Good evening, dear readers of the Sprint-Answer website. The site has already published an article with a full review and all the answers in the game "Who want to be a millionaire?" for September 30, 2017. You can check it out by following the link above. And in this article we will dwell on the ninth question, which was answered by the participants in the first part of the game: Alla Mikheeva and Ilya Averbukh.

Which city hosted the world's first Fashion Week in 1943?

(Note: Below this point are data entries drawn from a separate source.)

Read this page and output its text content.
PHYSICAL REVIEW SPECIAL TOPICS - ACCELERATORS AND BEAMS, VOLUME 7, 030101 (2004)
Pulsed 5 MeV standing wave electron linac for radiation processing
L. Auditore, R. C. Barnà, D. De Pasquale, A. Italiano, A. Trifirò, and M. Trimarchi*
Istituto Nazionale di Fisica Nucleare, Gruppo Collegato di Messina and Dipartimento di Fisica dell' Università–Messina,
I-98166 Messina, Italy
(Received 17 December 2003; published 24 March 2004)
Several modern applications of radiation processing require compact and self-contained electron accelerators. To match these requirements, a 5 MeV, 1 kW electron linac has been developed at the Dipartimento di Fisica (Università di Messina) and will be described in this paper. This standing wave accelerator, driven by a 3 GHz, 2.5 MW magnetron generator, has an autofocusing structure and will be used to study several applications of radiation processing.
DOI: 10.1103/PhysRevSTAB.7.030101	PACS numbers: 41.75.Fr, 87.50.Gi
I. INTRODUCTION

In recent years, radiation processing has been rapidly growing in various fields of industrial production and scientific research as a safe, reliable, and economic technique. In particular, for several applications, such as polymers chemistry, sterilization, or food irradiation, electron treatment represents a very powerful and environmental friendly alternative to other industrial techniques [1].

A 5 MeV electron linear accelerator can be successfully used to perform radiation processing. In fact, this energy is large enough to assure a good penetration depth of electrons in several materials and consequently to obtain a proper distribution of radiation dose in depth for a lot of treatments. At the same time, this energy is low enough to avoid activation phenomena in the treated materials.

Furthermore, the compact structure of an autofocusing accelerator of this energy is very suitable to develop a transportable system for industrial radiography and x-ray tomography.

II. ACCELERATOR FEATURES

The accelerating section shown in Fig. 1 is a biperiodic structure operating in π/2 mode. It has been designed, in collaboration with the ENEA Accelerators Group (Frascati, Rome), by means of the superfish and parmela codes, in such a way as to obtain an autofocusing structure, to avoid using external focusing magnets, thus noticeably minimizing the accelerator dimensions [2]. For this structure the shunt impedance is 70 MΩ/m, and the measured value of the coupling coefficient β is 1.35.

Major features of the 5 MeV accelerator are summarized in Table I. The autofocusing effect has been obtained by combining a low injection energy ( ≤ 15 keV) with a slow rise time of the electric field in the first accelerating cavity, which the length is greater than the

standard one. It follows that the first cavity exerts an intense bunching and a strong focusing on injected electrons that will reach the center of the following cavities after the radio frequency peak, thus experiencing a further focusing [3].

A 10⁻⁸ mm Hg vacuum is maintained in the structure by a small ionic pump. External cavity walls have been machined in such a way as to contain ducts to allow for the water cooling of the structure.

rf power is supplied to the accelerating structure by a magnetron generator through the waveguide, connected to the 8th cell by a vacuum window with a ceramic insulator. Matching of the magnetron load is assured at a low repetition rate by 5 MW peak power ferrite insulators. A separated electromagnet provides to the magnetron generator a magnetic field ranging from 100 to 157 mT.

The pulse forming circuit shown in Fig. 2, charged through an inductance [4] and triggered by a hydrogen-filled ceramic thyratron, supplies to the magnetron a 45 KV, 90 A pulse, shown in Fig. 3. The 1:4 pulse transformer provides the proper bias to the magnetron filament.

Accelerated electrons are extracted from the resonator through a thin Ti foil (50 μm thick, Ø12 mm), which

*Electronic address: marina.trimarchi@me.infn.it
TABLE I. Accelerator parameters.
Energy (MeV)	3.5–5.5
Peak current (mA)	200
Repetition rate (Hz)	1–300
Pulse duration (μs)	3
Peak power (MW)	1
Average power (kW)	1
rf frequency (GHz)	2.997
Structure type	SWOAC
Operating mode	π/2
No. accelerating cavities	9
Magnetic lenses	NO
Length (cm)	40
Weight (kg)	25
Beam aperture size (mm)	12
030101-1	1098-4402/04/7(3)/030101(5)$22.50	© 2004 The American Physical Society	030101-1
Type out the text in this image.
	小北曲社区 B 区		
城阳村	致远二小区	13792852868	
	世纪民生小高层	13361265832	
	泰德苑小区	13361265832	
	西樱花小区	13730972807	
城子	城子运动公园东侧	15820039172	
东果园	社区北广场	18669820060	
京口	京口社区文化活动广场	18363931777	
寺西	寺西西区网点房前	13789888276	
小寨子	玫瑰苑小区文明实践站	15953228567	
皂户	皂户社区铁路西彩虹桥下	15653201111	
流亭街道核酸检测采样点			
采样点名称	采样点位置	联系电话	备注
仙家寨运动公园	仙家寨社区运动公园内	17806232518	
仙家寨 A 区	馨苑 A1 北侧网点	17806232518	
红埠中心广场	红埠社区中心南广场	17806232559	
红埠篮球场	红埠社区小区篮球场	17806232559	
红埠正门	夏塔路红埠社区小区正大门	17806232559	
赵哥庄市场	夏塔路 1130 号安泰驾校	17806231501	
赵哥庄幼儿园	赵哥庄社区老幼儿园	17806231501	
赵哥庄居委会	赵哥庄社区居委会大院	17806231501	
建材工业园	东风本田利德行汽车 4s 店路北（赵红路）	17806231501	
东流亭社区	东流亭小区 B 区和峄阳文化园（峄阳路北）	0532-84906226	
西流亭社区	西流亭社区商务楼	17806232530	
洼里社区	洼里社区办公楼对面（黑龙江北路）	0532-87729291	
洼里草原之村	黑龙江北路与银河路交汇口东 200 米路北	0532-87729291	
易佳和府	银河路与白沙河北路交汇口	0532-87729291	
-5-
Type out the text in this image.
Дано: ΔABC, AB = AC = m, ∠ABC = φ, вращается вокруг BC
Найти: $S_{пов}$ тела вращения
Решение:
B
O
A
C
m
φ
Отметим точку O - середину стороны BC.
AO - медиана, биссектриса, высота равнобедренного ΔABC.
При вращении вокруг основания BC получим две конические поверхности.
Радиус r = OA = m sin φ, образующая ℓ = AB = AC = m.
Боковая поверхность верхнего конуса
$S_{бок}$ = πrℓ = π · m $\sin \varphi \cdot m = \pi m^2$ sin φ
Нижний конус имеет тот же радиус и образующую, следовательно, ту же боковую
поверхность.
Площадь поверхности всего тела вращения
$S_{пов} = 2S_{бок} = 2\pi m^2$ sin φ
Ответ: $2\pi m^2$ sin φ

New York Fashion Week is one of the four major fashion weeks in the world (together with London, Paris and Milan fashion weeks), also known as "7th on the Sixth" winter, and in September - spring-summer trends (Fashion Week in New York starts from the second Thursday of February and from the second Thursday of September).

New York Fashion Week, held in 1943, was organized by Eleanor Lambert and was the world's first fashion week. The original title was "Press Week". The purpose of the event was to divert attention from French fashion during the Second World War, when fashion connoisseurs could not travel to Paris for shows. The venue for shows until 2010 was Bryant Park. Its 24,000 m² white awnings have become a real symbol of New York fashion week. As of today, due to space constraints, all shows have been relocated to the Lincoln Center.